Owner Bill Huett had been trying to sell the place for more than three years. He had grown weary of the never-ending calls from media types and visits from curious gawkers, who had grown to outnumber paying customers.
They came at him with questions about Patty Hearst, the SLA and the infamous and violent confrontation that happened there nearly five years earlier.
"The people who come here, they don't want to buy anything," Huett, then 57 and in poor health, told the Daily Breeze in 1979. "They want to hear the life story of Patty Hearst, the whole history of the case.
"When people come in here when you're trying to run a store and (they) keep asking you about Patty Hearst, you're gonna get damn sick of it after a few years," he said.
By the spring of 1974, the country was already familiar with the violent exploits of the Symbionese Liberation Army. Its members were self-styled urban guerillas from the Bay Area who adopted their philosophies from communists and South American revolutionaries.
The group had claimed responsibility for murdering the superintendent of the Oakland school district, but it drew even bigger headlines for kidnapping 19-year-old newspaper heiress Patty Hearst in February 1974.
In a stunning twist, Hearst proclaimed her support for the SLA in April of that year, taking the name "Tania" after Che Guevara's lover.

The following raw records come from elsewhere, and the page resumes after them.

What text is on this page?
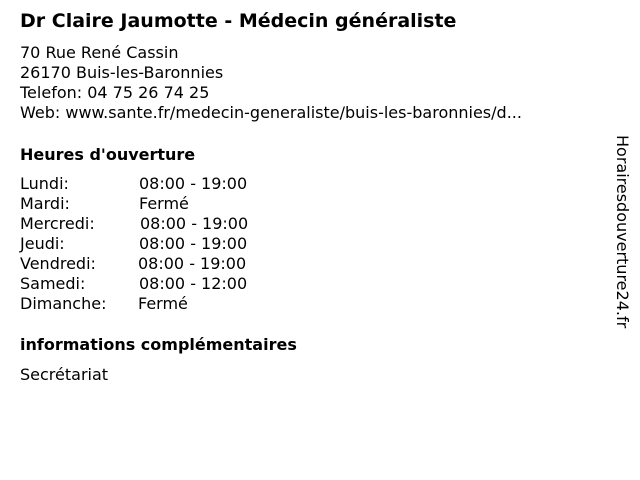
Dr Claire Jaumotte - Médecin généraliste
70 Rue René Cassin
26170 Buis-les-Baronnies
Telefon: 04 75 26 74 25
Web: www.sante.fr/medecin-generaliste/buis-les-baronnies/d...
Heures d'ouverture
Lundi:	08:00 - 19:00
Mardi:	Fermé
Mercredi:	08:00 - 19:00
Jeudi:	08:00 - 19:00
Vendredi:	08:00 - 19:00
Samedi:	08:00 - 12:00
Dimanche: Fermé
informations complémentaires
Secrétariat
Horairesdouverture24.fr
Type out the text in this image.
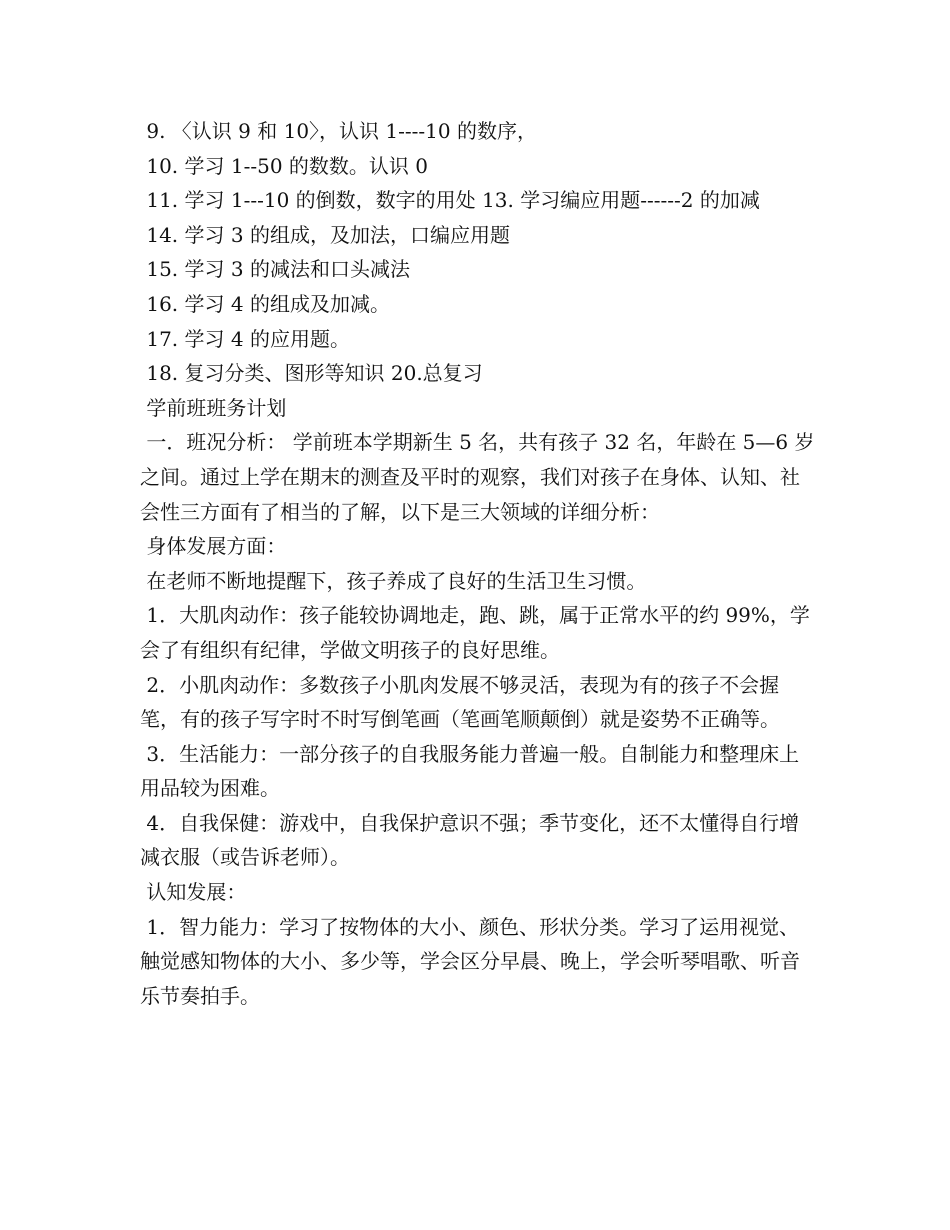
9. 〈认识 9 和 10〉，认识 1----10 的数序，
10. 学习 1--50 的数数。认识 0
11. 学习 1---10 的倒数，数字的用处 13. 学习编应用题------2 的加减
14. 学习 3 的组成，及加法，口编应用题
15. 学习 3 的减法和口头减法
16. 学习 4 的组成及加减。
17. 学习 4 的应用题。
18. 复习分类、图形等知识 20.总复习
学前班班务计划
一．班况分析： 学前班本学期新生 5 名，共有孩子 32 名，年龄在 5—6 岁之间。通过上学在期末的测查及平时的观察，我们对孩子在身体、认知、社会性三方面有了相当的了解，以下是三大领域的详细分析：
身体发展方面：
在老师不断地提醒下，孩子养成了良好的生活卫生习惯。
1．大肌肉动作：孩子能较协调地走，跑、跳，属于正常水平的约 99%，学会了有组织有纪律，学做文明孩子的良好思维。
2．小肌肉动作：多数孩子小肌肉发展不够灵活，表现为有的孩子不会握笔，有的孩子写字时不时写倒笔画（笔画笔顺颠倒）就是姿势不正确等。
3．生活能力：一部分孩子的自我服务能力普遍一般。自制能力和整理床上用品较为困难。
4．自我保健：游戏中，自我保护意识不强；季节变化，还不太懂得自行增减衣服（或告诉老师）。
认知发展：
1．智力能力：学习了按物体的大小、颜色、形状分类。学习了运用视觉、触觉感知物体的大小、多少等，学会区分早晨、晚上，学会听琴唱歌、听音乐节奏拍手。
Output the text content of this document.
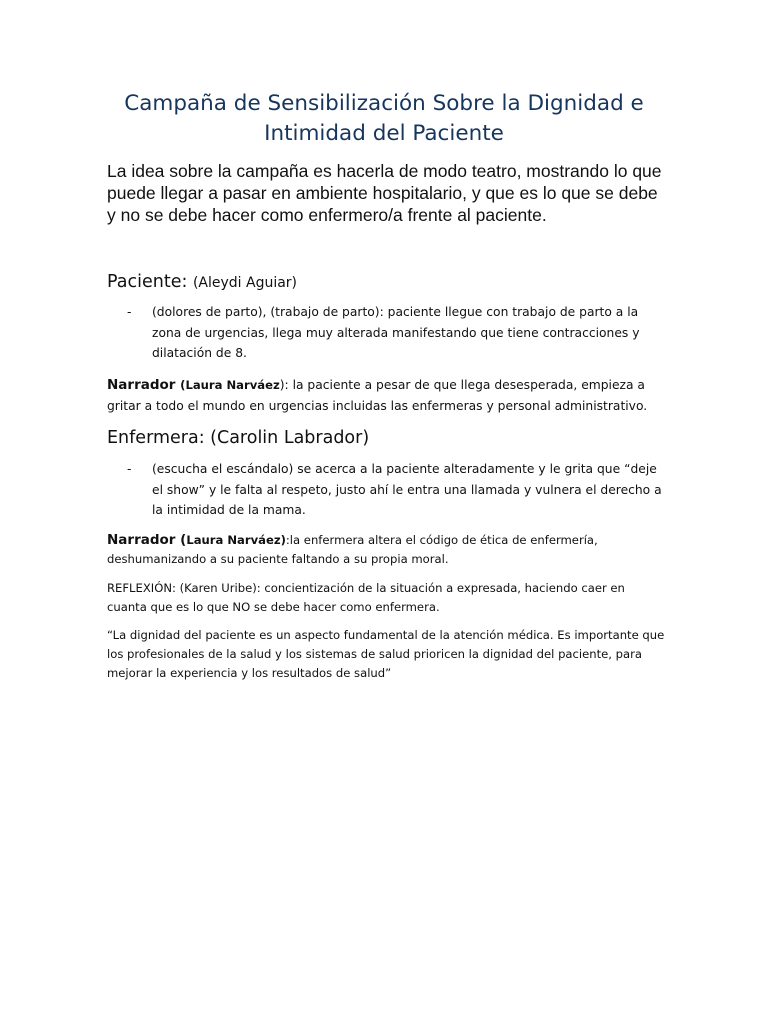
Campaña de Sensibilización Sobre la Dignidad e
Intimidad del Paciente
La idea sobre la campaña es hacerla de modo teatro, mostrando lo que puede llegar a pasar en ambiente hospitalario, y que es lo que se debe y no se debe hacer como enfermero/a frente al paciente.
Paciente: (Aleydi Aguiar)
- (dolores de parto), (trabajo de parto): paciente llegue con trabajo de parto a la zona de urgencias, llega muy alterada manifestando que tiene contracciones y dilatación de 8.
Narrador (Laura Narváez): la paciente a pesar de que llega desesperada, empieza a gritar a todo el mundo en urgencias incluidas las enfermeras y personal administrativo.
Enfermera: (Carolin Labrador)
- (escucha el escándalo) se acerca a la paciente alteradamente y le grita que “deje el show” y le falta al respeto, justo ahí le entra una llamada y vulnera el derecho a la intimidad de la mama.
Narrador (Laura Narváez):la enfermera altera el código de ética de enfermería, deshumanizando a su paciente faltando a su propia moral.
REFLEXIÓN: (Karen Uribe): concientización de la situación a expresada, haciendo caer en cuanta que es lo que NO se debe hacer como enfermera.
“La dignidad del paciente es un aspecto fundamental de la atención médica. Es importante que los profesionales de la salud y los sistemas de salud prioricen la dignidad del paciente, para mejorar la experiencia y los resultados de salud”
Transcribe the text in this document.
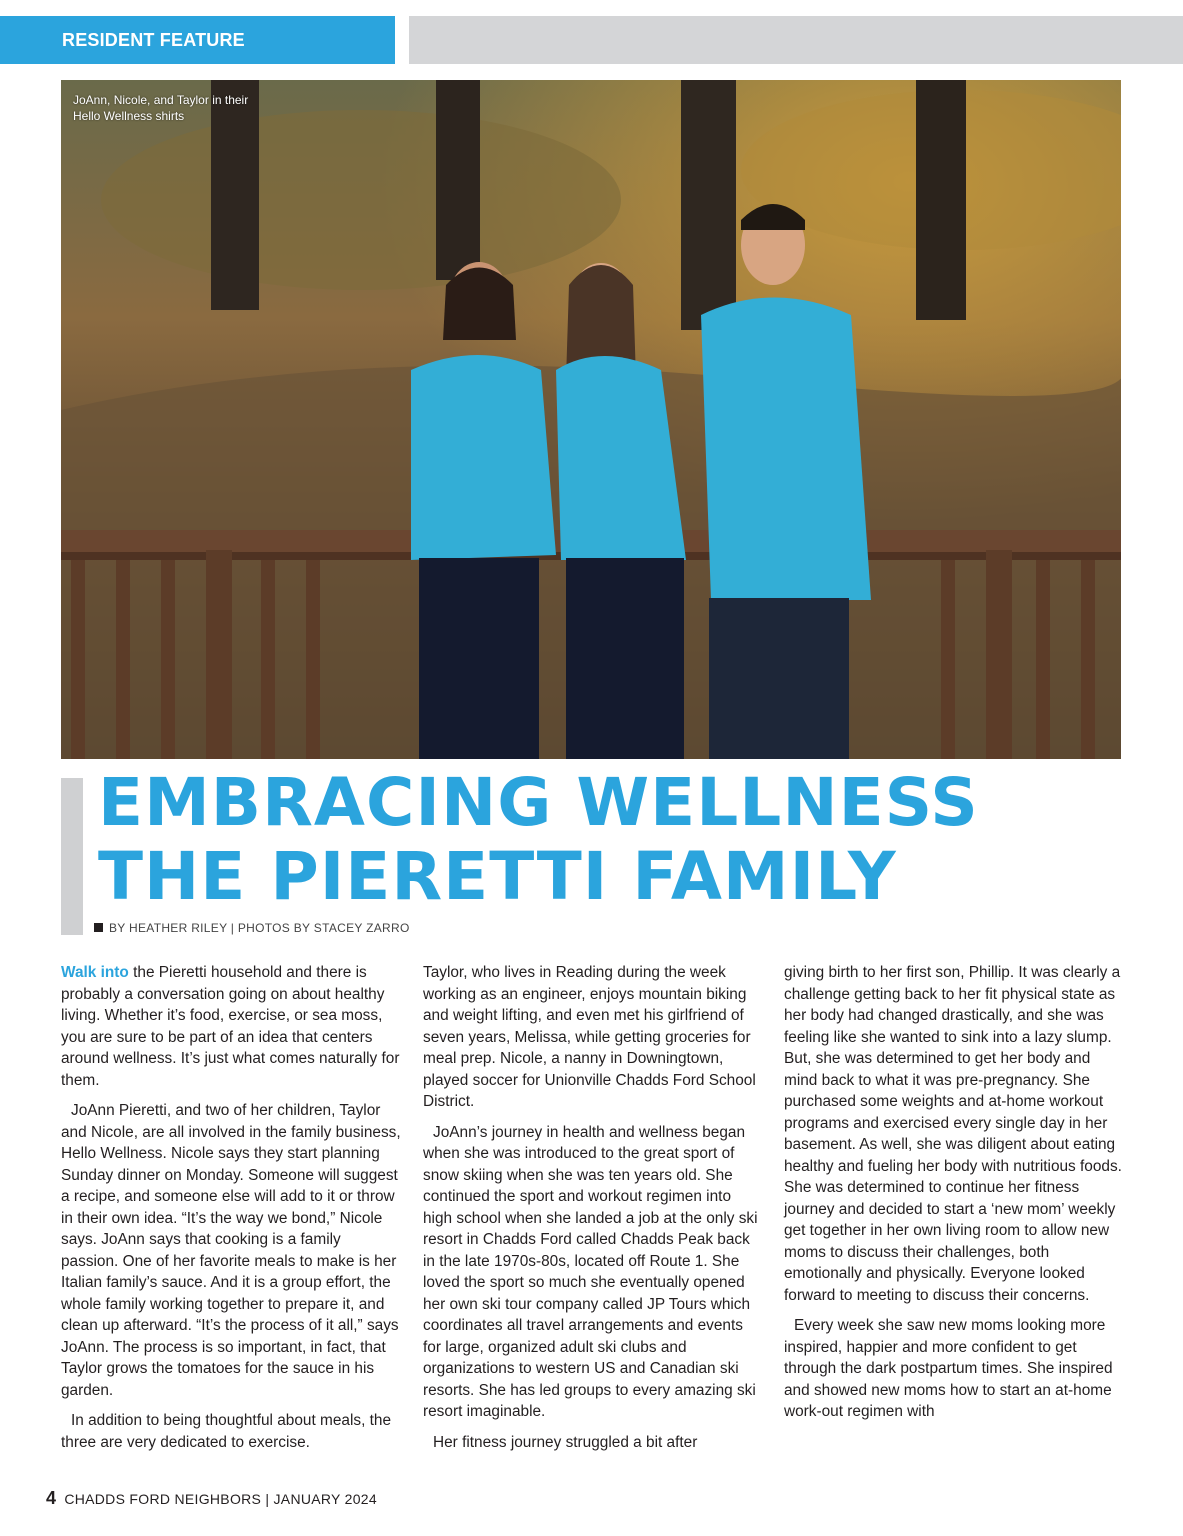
RESIDENT FEATURE
JoAnn, Nicole, and Taylor in their
Hello Wellness shirts
EMBRACING WELLNESS
THE PIERETTI FAMILY
BY HEATHER RILEY | PHOTOS BY STACEY ZARRO

Walk into the Pieretti household and there is probably a conversation going on about healthy living. Whether it’s food, exercise, or sea moss, you are sure to be part of an idea that centers around wellness. It’s just what comes naturally for them.

JoAnn Pieretti, and two of her children, Taylor and Nicole, are all involved in the family business, Hello Wellness. Nicole says they start planning Sunday dinner on Monday. Someone will suggest a recipe, and someone else will add to it or throw in their own idea. “It’s the way we bond,” Nicole says. JoAnn says that cooking is a family passion. One of her favorite meals to make is her Italian family’s sauce. And it is a group effort, the whole family working together to prepare it, and clean up afterward. “It’s the process of it all,” says JoAnn. The process is so important, in fact, that Taylor grows the tomatoes for the sauce in his garden.

In addition to being thoughtful about meals, the three are very dedicated to exercise.

Taylor, who lives in Reading during the week working as an engineer, enjoys mountain biking and weight lifting, and even met his girlfriend of seven years, Melissa, while getting groceries for meal prep. Nicole, a nanny in Downingtown, played soccer for Unionville Chadds Ford School District.

JoAnn’s journey in health and wellness began when she was introduced to the great sport of snow skiing when she was ten years old. She continued the sport and workout regimen into high school when she landed a job at the only ski resort in Chadds Ford called Chadds Peak back in the late 1970s-80s, located off Route 1. She loved the sport so much she eventually opened her own ski tour company called JP Tours which coordinates all travel arrangements and events for large, organized adult ski clubs and organizations to western US and Canadian ski resorts. She has led groups to every amazing ski resort imaginable.

Her fitness journey struggled a bit after

giving birth to her first son, Phillip. It was clearly a challenge getting back to her fit physical state as her body had changed drastically, and she was feeling like she wanted to sink into a lazy slump. But, she was determined to get her body and mind back to what it was pre-pregnancy. She purchased some weights and at-home workout programs and exercised every single day in her basement. As well, she was diligent about eating healthy and fueling her body with nutritious foods. She was determined to continue her fitness journey and decided to start a ‘new mom’ weekly get together in her own living room to allow new moms to discuss their challenges, both emotionally and physically. Everyone looked forward to meeting to discuss their concerns.

Every week she saw new moms looking more inspired, happier and more confident to get through the dark postpartum times. She inspired and showed new moms how to start an at-home work-out regimen with

4 CHADDS FORD NEIGHBORS | JANUARY 2024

A security camera later captured the unforgettable image of her clutching a carbine during a bank heist.
At 3:30 p.m. May 16, 1974, fate would bring Hearst, the SLA and Mel's Sporing Goods together.
As the story goes, SLA members William and Emily Harris walked into the shop at 11425 Crenshaw Blvd. and purchased $31 worth of clothes. But upon their exit, they were confronted by Huett and an employee, who suspected the Harrises of shoplifting.
A struggle ensued, and a .38-caliber handgun fell from William Harris' waistband. Then, from a red Volkswagen van parked across the street, came a fusillade of bullets.
The woman holding the semi-automatic rifle -- and wearing a black, curly wig and sunglasses -- was none other than Hearst, the granddaughter of news magnate William Randolph Hearst.
Shots cracked the concrete and shattered the window, and one of them ricocheted and slashed Huett's wife across the forehead. The couple managed to crawl back inside the store, neither of them seriously hurt.
Amid the commotion, the Harrises jumped in the van with Hearst and fled. And though the 20-year-old employee gave chase from his own car, he backed off when William Harris brandished a rifle.
A day later, the SLA suffered a major blow when six of its members died in a shootout with police at a South Los Angeles home. Among those killed during the televised gunbattle was SLA leader and escaped convict Donald DeFreeze.
The Harrises were ultimately arrested by the FBI in September 1975, as was Hearst, who later claimed she was a victim of brainwashing by her captures.
Handed seven years behind bars, she served less than two before her sentence was commuted by President Jimmy Carter. In 2001, she was reportedly living in Wilton, Conn., with her husband and their two daughters.
As for Mel's Sporting Goods, it closed in February 1979, but not before several years of inquiries and one bizarre instance of deja vu.
On March 17, 1976, a man and a woman approached the store with what looked like guns and bombs, and the woman wore a jacket bearing the SLA logo -- a seven-headed cobra -- and the name "Tania."
When police arrived, the two explained that the weapons were merely props rented to recreate the shooting for photographs. They said they planned to sell the pictures to a magazine or movie studio.